# Bamboo



## newt0524 (Jan 23, 2007)

Hi all

i am starting up a new tank that is going to be buddist / zen / ohm inspired. i would like to use bamboo stalks in it to have an almost bamboo forest kind of thing.

has anyone used bamboo in a tank before? if so, any advice, precautions, suggestions? 

let me know

newt


----------



## emjhay27 (Mar 18, 2006)

well if your using bamboo shoots.( the actual live plant) make sure the leavesare above the water level... 

if u are just using dead bamboo.... make sure to burry it since it will float...


----------



## Canadiancray (Apr 27, 2006)

Are you talking the "Lucky Bamboo" stuff? If so yes you can use it underwater. Doesn't grow very well underwater but it will survive. Grows well if the leaves are kept above water.


----------



## newt0524 (Jan 23, 2007)

hey

thanks for the tips guys. i'll have to give it a try and post some pics.


----------



## Ciddian (Mar 15, 2006)

I would have very bad advice.... I always kill mine.
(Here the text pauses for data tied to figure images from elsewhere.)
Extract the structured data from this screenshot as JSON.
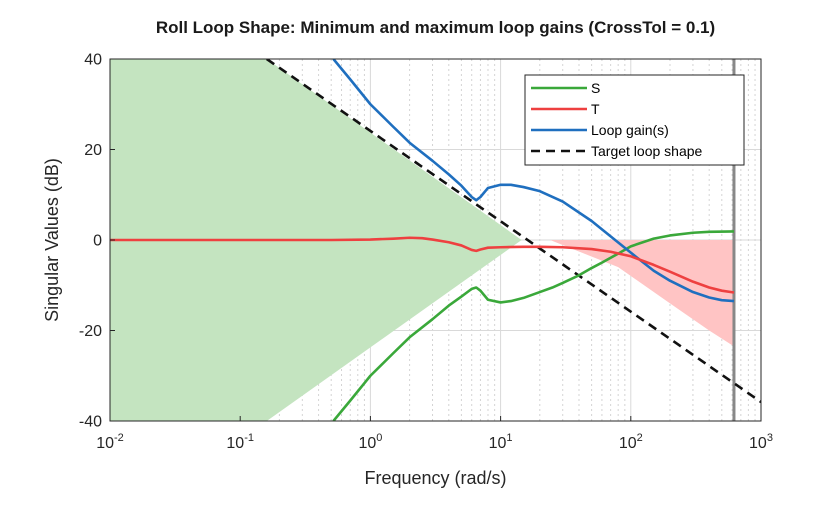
{
  "colors": {
    "S": "#3aa83a",
    "T": "#ee4040",
    "loop": "#1f6fbf",
    "target": "#111111",
    "green_fill": "#c4e4c0",
    "red_fill": "#ffc4c4",
    "gray_line": "#888888"
  },
  "chart_data": {
    "type": "line",
    "title": "Roll Loop Shape: Minimum and maximum loop gains (CrossTol = 0.1)",
    "xlabel": "Frequency (rad/s)",
    "ylabel": "Singular Values (dB)",
    "xscale": "log",
    "xlim": [
      0.01,
      1000
    ],
    "ylim": [
      -40,
      40
    ],
    "grid": true,
    "legend_position": "top-right",
    "x_ticks": [
      {
        "base": "10",
        "exp": "-2"
      },
      {
        "base": "10",
        "exp": "-1"
      },
      {
        "base": "10",
        "exp": "0"
      },
      {
        "base": "10",
        "exp": "1"
      },
      {
        "base": "10",
        "exp": "2"
      },
      {
        "base": "10",
        "exp": "3"
      }
    ],
    "y_ticks": [
      "-40",
      "-20",
      "0",
      "20",
      "40"
    ],
    "vertical_marker_x": 620,
    "green_region": {
      "upper": [
        [
          0.01,
          40
        ],
        [
          0.16,
          40
        ],
        [
          14.5,
          0
        ]
      ],
      "lower": [
        [
          0.01,
          -40
        ],
        [
          0.16,
          -40
        ],
        [
          14.5,
          0
        ]
      ]
    },
    "red_region": {
      "upper": [
        [
          24,
          0
        ],
        [
          620,
          0
        ]
      ],
      "lower": [
        [
          24,
          0
        ],
        [
          80,
          -6
        ],
        [
          200,
          -14
        ],
        [
          400,
          -20
        ],
        [
          620,
          -23.5
        ]
      ]
    },
    "series": [
      {
        "name": "S",
        "x": [
          0.52,
          0.7,
          1,
          1.5,
          2,
          3,
          4,
          5,
          6,
          6.5,
          7,
          8,
          10,
          12,
          15,
          20,
          25,
          30,
          40,
          50,
          60,
          80,
          100,
          150,
          200,
          300,
          400,
          620
        ],
        "y": [
          -40,
          -35.5,
          -30,
          -25,
          -21.5,
          -17.5,
          -14.5,
          -12.5,
          -10.8,
          -10.5,
          -11.2,
          -13.2,
          -13.8,
          -13.5,
          -12.8,
          -11.5,
          -10.5,
          -9.5,
          -7.8,
          -6.2,
          -5,
          -3,
          -1.4,
          0.3,
          1,
          1.6,
          1.8,
          1.9
        ]
      },
      {
        "name": "T",
        "x": [
          0.01,
          0.1,
          0.5,
          1,
          1.5,
          2,
          2.5,
          3,
          4,
          5,
          6,
          6.5,
          7,
          8,
          10,
          15,
          20,
          30,
          50,
          70,
          100,
          150,
          200,
          300,
          400,
          500,
          620
        ],
        "y": [
          0,
          0,
          0,
          0.1,
          0.3,
          0.5,
          0.4,
          0.1,
          -0.5,
          -1.2,
          -2.2,
          -2.4,
          -2.1,
          -1.7,
          -1.6,
          -1.5,
          -1.5,
          -1.6,
          -2,
          -2.6,
          -3.6,
          -5.5,
          -7,
          -9.2,
          -10.5,
          -11.2,
          -11.6
        ]
      },
      {
        "name": "Loop gain(s)",
        "x": [
          0.52,
          0.7,
          1,
          1.5,
          2,
          3,
          4,
          5,
          6,
          6.5,
          7,
          8,
          10,
          12,
          15,
          20,
          30,
          50,
          70,
          100,
          150,
          200,
          300,
          400,
          500,
          620
        ],
        "y": [
          40,
          35.5,
          30,
          25,
          21.5,
          17.5,
          14.5,
          12,
          9.5,
          8.8,
          9.5,
          11.5,
          12.2,
          12.2,
          11.7,
          10.8,
          8.5,
          4.2,
          0.8,
          -2.8,
          -6.8,
          -9,
          -11.5,
          -12.7,
          -13.3,
          -13.5
        ]
      },
      {
        "name": "Target loop shape",
        "x": [
          0.16,
          1000
        ],
        "y": [
          40,
          -35.8
        ]
      }
    ]
  }
}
LOL

Good luck with them! I would love to see it when its done!


----------



## emjhay27 (Mar 18, 2006)

Ciddian said:


> I would have very bad advice.... I always kill mine. LOL
> 
> Good luck with them! I would love to see it when its done!
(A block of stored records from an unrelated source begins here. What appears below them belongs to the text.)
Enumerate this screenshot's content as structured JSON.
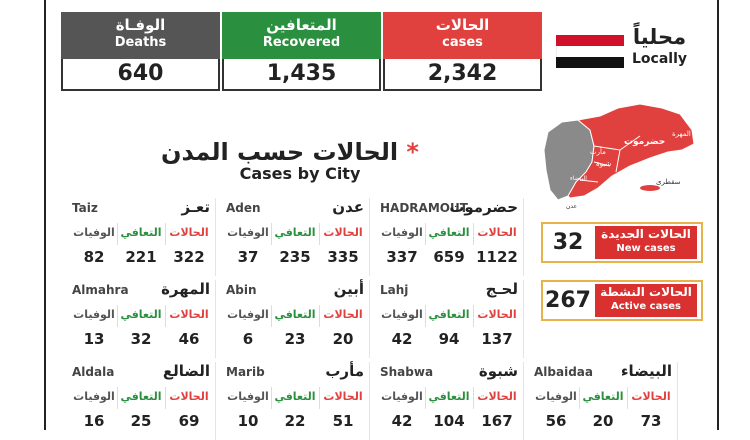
{
  "stats": {
    "deaths": {
      "ar": "الوفـاة",
      "en": "Deaths",
      "value": "640"
    },
    "recovered": {
      "ar": "المتعافين",
      "en": "Recovered",
      "value": "1,435"
    },
    "cases": {
      "ar": "الحالات",
      "en": "cases",
      "value": "2,342"
    }
  },
  "locally": {
    "ar": "محلياً",
    "en": "Locally"
  },
  "flag_colors": [
    "#d0112b",
    "#ffffff",
    "#111111"
  ],
  "section": {
    "title_ar": "الحالات حسب المدن",
    "star": "*",
    "title_en": "Cases by City"
  },
  "kpis": {
    "new": {
      "value": "32",
      "ar": "الحالات الجديدة",
      "en": "New cases"
    },
    "active": {
      "value": "267",
      "ar": "الحالات النشطة",
      "en": "Active cases"
    }
  },
  "column_labels": {
    "cases": "الحالات",
    "recovered": "التعافي",
    "deaths": "الوفيات"
  },
  "cities": [
    {
      "en": "HADRAMOUT",
      "ar": "حضرموت",
      "cases": "1122",
      "recovered": "659",
      "deaths": "337"
    },
    {
      "en": "Aden",
      "ar": "عدن",
      "cases": "335",
      "recovered": "235",
      "deaths": "37"
    },
    {
      "en": "Taiz",
      "ar": "تعـز",
      "cases": "322",
      "recovered": "221",
      "deaths": "82"
    },
    {
      "en": "Lahj",
      "ar": "لحـج",
      "cases": "137",
      "recovered": "94",
      "deaths": "42"
    },
    {
      "en": "Abin",
      "ar": "أبين",
      "cases": "20",
      "recovered": "23",
      "deaths": "6"
    },
    {
      "en": "Almahra",
      "ar": "المهرة",
      "cases": "46",
      "recovered": "32",
      "deaths": "13"
    },
    {
      "en": "Albaidaa",
      "ar": "البيضاء",
      "cases": "73",
      "recovered": "20",
      "deaths": "56"
    },
    {
      "en": "Shabwa",
      "ar": "شبوة",
      "cases": "167",
      "recovered": "104",
      "deaths": "42"
    },
    {
      "en": "Marib",
      "ar": "مأرب",
      "cases": "51",
      "recovered": "22",
      "deaths": "10"
    },
    {
      "en": "Aldala",
      "ar": "الضالع",
      "cases": "69",
      "recovered": "25",
      "deaths": "16"
    }
  ],
  "map": {
    "labels": [
      "المهرة",
      "حضرموت",
      "شبوة",
      "مأرب",
      "البيضاء",
      "سقطرى",
      "عدن"
    ],
    "accent": "#e1413e",
    "grey": "#8a8a8a"
  }
}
well i got mine im my tank and its doing well, 
and yes im talking about the lucky bamboo tree..

just make sure the leaves are out of the water.... or they will die...

it would even be better if your substrate is in a slope... it looks nice.


----------



## biofish (Jan 4, 2007)

I was thinking about doing this type of thing in a tank. I have some lucky bamboo and always thought it would look neat to have a forest of bamboo stalks for the fish to zig zag around and have an open top with a jungle of leaves at the top. 
good luck and be sure to post some pics when u get this going, it sounds great.


----------